Erinnerst du dich an den Satz aus «Westworld»: «Bring yourself back online», wenn die Betreiber des futuristischen Vergnügungsparks ihre Androiden (die Gäste des Parks) aktivieren müssen?
Für «Severance», eine von Ben Stiller produzierte Serie, ist es an der Zeit, die sogenannten Dissoziierten (Quasi-Roboter) zu reaktivieren, die uns mit einem absolut verrückten Finale im Jahr 2022 verlassen haben. Es war ein Staffelfinale, das bei den Fans eine heruntergefallene Kinnlade hinterlassen hat.
In der Serie geht es um die Büroangestellten von Lemon Industries, die ihr Privat- vom Berufsleben trennen, indem sie sich einem chirurgischen Eingriff unterziehen. Die Übertragung ihrer Erinnerungen erfolgt über einen Lift, der die Mitarbeiter in eine Reihe von Korridoren schickt, in denen alles wie eingefroren zu sein scheint.
In der Abteilung für die Verfeinerung von Makrodaten verbringen die Mitarbeiter ihre Tage vor Bildschirmen und sortieren Daten. Sie selbst wissen nicht wirklich, was sie tun. Ihr einziges Ziel ist es, ein vierteljährliches Ziel zu erreichen, um Bonuszahlungen zu bekommen.
In einer Retro-Atmosphäre mit sektenähnlichen Zügen stellt «Severance» unsere Beziehung zur Arbeit infrage. Die erste Staffel startete mit einem Quartett: Mark (gespielt von Adam Scott), Dylan (Zach Cherry), Helly (Britt Lower) und Irving (John Turturro).
Das Büroleben dieser vier Charaktere verändert sich aber radikal, als sie sich ihres wirklichen Lebens bewusst wurden. Schicht um Schicht enthüllen sie ihre wahre Natur.
Die zweite Staffel setzt dort an, wo Marks Schrei noch in unseren Köpfen nachhallt, als er herausfindet, dass seine tote Frau noch lebt. Erinnert ihr euch an Miss Casey?
Schon in den ersten Minuten huscht er durch die Korridore, mit dem beunruhigenden Gefühl, wieder in einem Irrenhaus zu sein.

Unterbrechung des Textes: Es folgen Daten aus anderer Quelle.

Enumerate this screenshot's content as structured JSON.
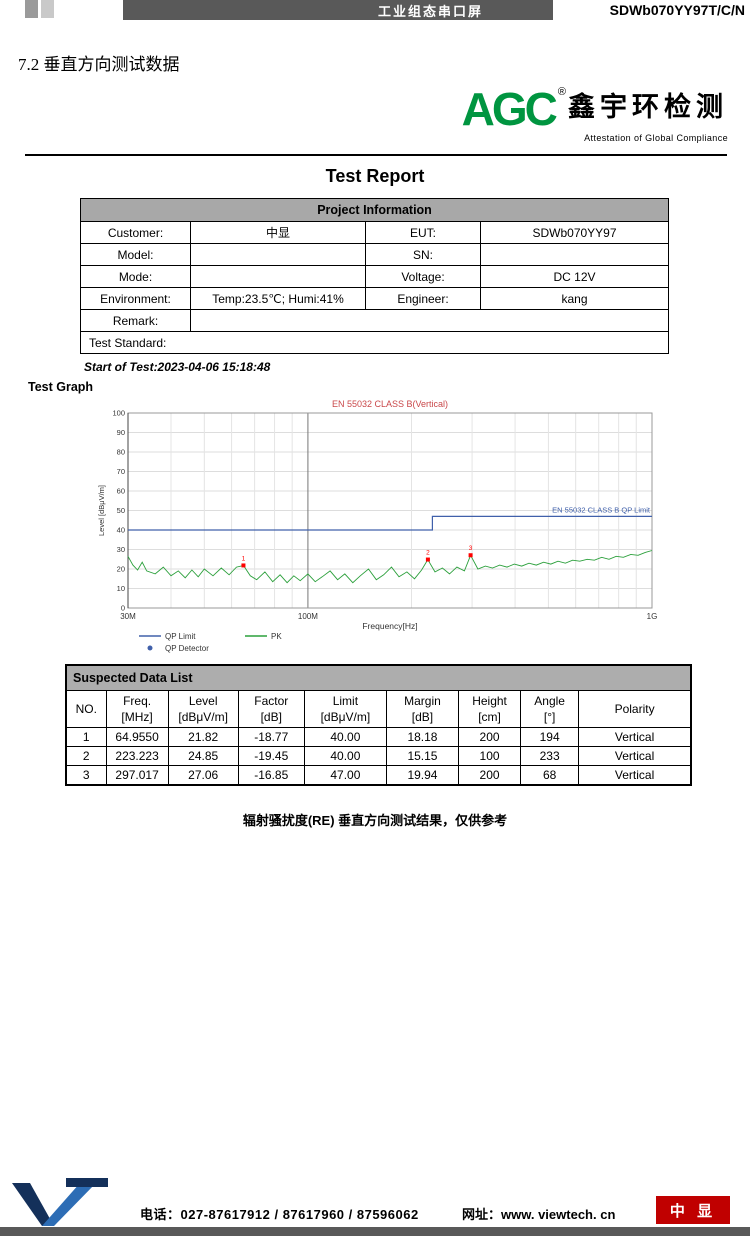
{
  "topbar": {
    "product_type": "工业组态串口屏",
    "model": "SDWb070YY97T/C/N"
  },
  "heading": "7.2 垂直方向测试数据",
  "logo": {
    "name": "AGC",
    "reg": "®",
    "cn": "鑫宇环检测",
    "tagline": "Attestation of Global Compliance"
  },
  "report": {
    "title": "Test Report",
    "project_info": {
      "header": "Project Information",
      "rows": [
        {
          "label1": "Customer:",
          "value1": "中显",
          "label2": "EUT:",
          "value2": "SDWb070YY97"
        },
        {
          "label1": "Model:",
          "value1": "",
          "label2": "SN:",
          "value2": ""
        },
        {
          "label1": "Mode:",
          "value1": "",
          "label2": "Voltage:",
          "value2": "DC 12V"
        },
        {
          "label1": "Environment:",
          "value1": "Temp:23.5℃; Humi:41%",
          "label2": "Engineer:",
          "value2": "kang"
        },
        {
          "label1": "Remark:",
          "value1": "",
          "label2": "",
          "value2": ""
        }
      ],
      "full_rows": [
        "Test Standard:"
      ]
    },
    "start_of_test": "Start of Test:2023-04-06 15:18:48",
    "graph_label": "Test Graph"
  },
  "chart_data": {
    "type": "line",
    "title": "EN 55032 CLASS B(Vertical)",
    "xlabel": "Frequency[Hz]",
    "ylabel": "Level [dBμV/m]",
    "x_scale": "log",
    "x_ticks": [
      {
        "label": "30M",
        "mhz": 30
      },
      {
        "label": "100M",
        "mhz": 100
      },
      {
        "label": "1G",
        "mhz": 1000
      }
    ],
    "ylim": [
      0,
      100
    ],
    "y_tick_step": 10,
    "annotation": "EN 55032 CLASS B QP Limit",
    "colors": {
      "pk": "#2ca03c",
      "limit": "#4060aa",
      "marker": "#ff0000",
      "title": "#c9484a",
      "annotation": "#4060aa"
    },
    "limit": {
      "name": "QP Limit",
      "points": [
        [
          30,
          40
        ],
        [
          230,
          40
        ],
        [
          230,
          47
        ],
        [
          1000,
          47
        ]
      ]
    },
    "series": [
      {
        "name": "PK",
        "points": [
          [
            30,
            26.5
          ],
          [
            31,
            22
          ],
          [
            32,
            19.5
          ],
          [
            33,
            23.5
          ],
          [
            34,
            19
          ],
          [
            36,
            17.5
          ],
          [
            38,
            21
          ],
          [
            40,
            16.5
          ],
          [
            42,
            19
          ],
          [
            44,
            15.5
          ],
          [
            46,
            19.5
          ],
          [
            48,
            16
          ],
          [
            50,
            20
          ],
          [
            53,
            16.5
          ],
          [
            56,
            20.5
          ],
          [
            59,
            17
          ],
          [
            62,
            21
          ],
          [
            65,
            21.8
          ],
          [
            68,
            16.5
          ],
          [
            71,
            14.5
          ],
          [
            75,
            18.5
          ],
          [
            79,
            13.5
          ],
          [
            83,
            17
          ],
          [
            87,
            13
          ],
          [
            91,
            16.5
          ],
          [
            95,
            14
          ],
          [
            100,
            17.5
          ],
          [
            105,
            13.5
          ],
          [
            110,
            16
          ],
          [
            116,
            19
          ],
          [
            122,
            14.5
          ],
          [
            128,
            17.5
          ],
          [
            135,
            13
          ],
          [
            142,
            16.5
          ],
          [
            150,
            20
          ],
          [
            158,
            14.5
          ],
          [
            166,
            17
          ],
          [
            175,
            21
          ],
          [
            184,
            16
          ],
          [
            194,
            18.5
          ],
          [
            204,
            15
          ],
          [
            214,
            19.5
          ],
          [
            223,
            24.8
          ],
          [
            234,
            18.5
          ],
          [
            246,
            20.5
          ],
          [
            258,
            17.5
          ],
          [
            271,
            21
          ],
          [
            285,
            19
          ],
          [
            297,
            27
          ],
          [
            312,
            20
          ],
          [
            328,
            21.5
          ],
          [
            344,
            20.5
          ],
          [
            361,
            22
          ],
          [
            379,
            21
          ],
          [
            398,
            22.5
          ],
          [
            418,
            21.5
          ],
          [
            439,
            23
          ],
          [
            461,
            22
          ],
          [
            484,
            23.5
          ],
          [
            508,
            22.5
          ],
          [
            533,
            24
          ],
          [
            560,
            23
          ],
          [
            588,
            24.5
          ],
          [
            617,
            24
          ],
          [
            648,
            25
          ],
          [
            680,
            24.5
          ],
          [
            714,
            26
          ],
          [
            750,
            25
          ],
          [
            787,
            26.5
          ],
          [
            826,
            26
          ],
          [
            868,
            27.5
          ],
          [
            911,
            27
          ],
          [
            956,
            28.5
          ],
          [
            1000,
            29.5
          ]
        ]
      }
    ],
    "markers": [
      {
        "no": "1",
        "freq_mhz": 64.955,
        "level": 21.82
      },
      {
        "no": "2",
        "freq_mhz": 223.223,
        "level": 24.85
      },
      {
        "no": "3",
        "freq_mhz": 297.017,
        "level": 27.06
      }
    ],
    "legend": [
      {
        "label": "QP Limit",
        "symbol": "line",
        "color": "#4060aa"
      },
      {
        "label": "QP Detector",
        "symbol": "dot",
        "color": "#4060aa"
      },
      {
        "label": "PK",
        "symbol": "line",
        "color": "#2ca03c"
      }
    ]
  },
  "suspected": {
    "title": "Suspected Data List",
    "columns": [
      [
        "NO.",
        ""
      ],
      [
        "Freq.",
        "[MHz]"
      ],
      [
        "Level",
        "[dBμV/m]"
      ],
      [
        "Factor",
        "[dB]"
      ],
      [
        "Limit",
        "[dBμV/m]"
      ],
      [
        "Margin",
        "[dB]"
      ],
      [
        "Height",
        "[cm]"
      ],
      [
        "Angle",
        "[°]"
      ],
      [
        "Polarity",
        ""
      ]
    ],
    "rows": [
      [
        "1",
        "64.9550",
        "21.82",
        "-18.77",
        "40.00",
        "18.18",
        "200",
        "194",
        "Vertical"
      ],
      [
        "2",
        "223.223",
        "24.85",
        "-19.45",
        "40.00",
        "15.15",
        "100",
        "233",
        "Vertical"
      ],
      [
        "3",
        "297.017",
        "27.06",
        "-16.85",
        "47.00",
        "19.94",
        "200",
        "68",
        "Vertical"
      ]
    ]
  },
  "caption": "辐射骚扰度(RE)  垂直方向测试结果，仅供参考",
  "footer": {
    "phone": "电话：027-87617912 / 87617960 / 87596062",
    "web": "网址：www. viewtech. cn",
    "brand": "中 显"
  }
}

«Severance» sticht wieder einmal durch seinen Ton und seine stets exquisite Rhythmik hervor. Den Schöpfern Dan Erickson und Ben Stiller ist es gelungen, weitere schwindelerregende Folgen an den Tag zu legen.
Plötzlich müssen sich die Charaktere neuen Emotionen stellen, die sie noch nicht durchlebt haben. Dazu gehören Traurigkeit, Irvings gebrochenes Herz, Hellys Manipulation und Marks Rache.
Dadurch werden die Beziehungen angespannter und die Tiefe und der schwarze Humor nimmt zu und treiben die Maschine an. Die Vielzahl an Facetten, die diese verstörenden neuen Erfahrungen erfassen, machen die Serie aus.
Und das Bindeglied zwischen den Manipulatoren und den Gefangenen ist niemand anderes als Helly. Sie spielt ein doppeltes Spiel und schlüpft in die Haut einer teuflisch verwirrenden Figur. Sie ist es, die zur Dreh- und Angelpunktfigur wird. Gespielt wird Helly von Britt Lower, deren schauspielerischen Leistung unglaublich treffend ist.
Helly ist der Eckpfeiler von einer goldenen und gleichzeitig undurchsichtigen Geschichte, die immer wieder neue Fragen aufwirbelt: Was ist eigentlich die Verschwörung? Wo ist Harmony Cobel, die in der ersten Staffel fristlos entlassen wurde? Was wird aus unserem Quartett von Laborratten?
Die Gänge des Wahnsinns in diesem Büro, das in Form eines Irrenhauses (oder Käfigs) daherkommt, unterstützt dieses Gefühl der Unterdrückung und der ständigen Anspannung. Der stumme Zug der entmenschlichten Angestellten weicht aber nun der Rebellion.
«Severance» ist ein manchmal verstörendes Werk, das provoziert und sich immer mehr als grosse Serie etabliert. Sie ist zweifellos bereits eine der besten des Jahres.
Die 2. Staffel «Severance» ist seit dem 17. Januar jeden Freitag mit einer Episode auf Apple TV+ zu sehen.